W polityce wiek nie jest kryterium wykluczającym – chodzi raczej o to, jak długo ktoś już piastuje stanowisko, ponieważ publiczne urzędy są dane tylko na jakiś czas. Problematyczne staje się to, kiedy dana osoba nie odnosi żadnych sukcesów, a mimo tego nie chce wypuścić sterów z ręki.
Horst Seehofer: model wycofany z obiegu
Przypadkiem takim jest szef bawarskich chadeków i szef rządu krajowego Bawarii Horst Seehofer. 24 września br. przekonał się jak to jest, kiedy odnosi się podwójną, druzgocącą porażkę. Wraz z siostrzaną CDU jego partia w wyborach powszechnych uzyskała tylko 33 proc. głosów. Gorszy wynik chadecy zaliczyli tylko w 1949 r. W dużej mierze przyczyniła się do tego sama CSU, która w Bawarii uzyskała katastrofalny wynik 38 proc.

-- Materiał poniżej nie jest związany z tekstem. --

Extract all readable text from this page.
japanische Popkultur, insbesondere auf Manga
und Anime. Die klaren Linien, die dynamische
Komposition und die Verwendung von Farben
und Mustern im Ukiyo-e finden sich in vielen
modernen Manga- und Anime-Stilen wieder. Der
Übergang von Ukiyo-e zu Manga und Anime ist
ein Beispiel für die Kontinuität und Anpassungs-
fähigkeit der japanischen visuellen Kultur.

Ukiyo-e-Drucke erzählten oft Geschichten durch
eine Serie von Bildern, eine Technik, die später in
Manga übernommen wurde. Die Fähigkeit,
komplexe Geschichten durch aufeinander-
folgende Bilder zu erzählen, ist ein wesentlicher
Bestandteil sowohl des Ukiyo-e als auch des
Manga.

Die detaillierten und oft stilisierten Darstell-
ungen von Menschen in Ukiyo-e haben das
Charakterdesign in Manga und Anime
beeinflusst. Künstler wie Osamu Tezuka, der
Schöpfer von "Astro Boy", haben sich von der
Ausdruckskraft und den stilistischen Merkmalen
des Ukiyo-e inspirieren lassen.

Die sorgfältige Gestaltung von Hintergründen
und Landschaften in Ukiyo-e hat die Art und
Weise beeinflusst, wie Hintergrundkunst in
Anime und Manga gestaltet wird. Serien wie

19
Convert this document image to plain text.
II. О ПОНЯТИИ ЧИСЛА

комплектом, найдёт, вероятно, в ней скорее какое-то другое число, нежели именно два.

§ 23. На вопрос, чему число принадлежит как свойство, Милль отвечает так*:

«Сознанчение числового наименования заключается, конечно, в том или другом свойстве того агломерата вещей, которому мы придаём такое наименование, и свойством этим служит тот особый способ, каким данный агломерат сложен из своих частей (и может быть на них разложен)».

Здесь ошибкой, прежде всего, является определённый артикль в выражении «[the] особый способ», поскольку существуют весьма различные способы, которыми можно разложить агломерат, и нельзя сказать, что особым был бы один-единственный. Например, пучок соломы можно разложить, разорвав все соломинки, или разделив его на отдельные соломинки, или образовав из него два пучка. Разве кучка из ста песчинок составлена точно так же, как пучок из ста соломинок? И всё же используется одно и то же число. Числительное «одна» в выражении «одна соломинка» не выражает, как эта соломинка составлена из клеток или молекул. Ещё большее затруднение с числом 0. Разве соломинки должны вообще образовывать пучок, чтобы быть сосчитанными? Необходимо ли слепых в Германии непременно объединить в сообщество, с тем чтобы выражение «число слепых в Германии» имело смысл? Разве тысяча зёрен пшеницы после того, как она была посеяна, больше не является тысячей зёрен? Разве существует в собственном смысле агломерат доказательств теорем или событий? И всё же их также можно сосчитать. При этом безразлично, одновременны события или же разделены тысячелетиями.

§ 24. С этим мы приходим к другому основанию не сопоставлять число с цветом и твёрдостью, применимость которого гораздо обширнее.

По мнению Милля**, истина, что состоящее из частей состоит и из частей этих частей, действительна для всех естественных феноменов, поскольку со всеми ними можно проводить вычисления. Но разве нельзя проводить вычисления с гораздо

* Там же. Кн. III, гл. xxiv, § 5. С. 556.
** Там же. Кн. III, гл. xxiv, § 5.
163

W powszechnym przekonaniu ta partia będąca synonimem Bawarii powinna uzyskiwać wynik 50 plus.
Winę za tę porażkę wyborczą przypisuje się Seehoferowi, który w wieku 68 lat wyraźnie przekroczył już zenit swoich możliwości i właściwie byłby najwyższy czas, by podał się do dymisji.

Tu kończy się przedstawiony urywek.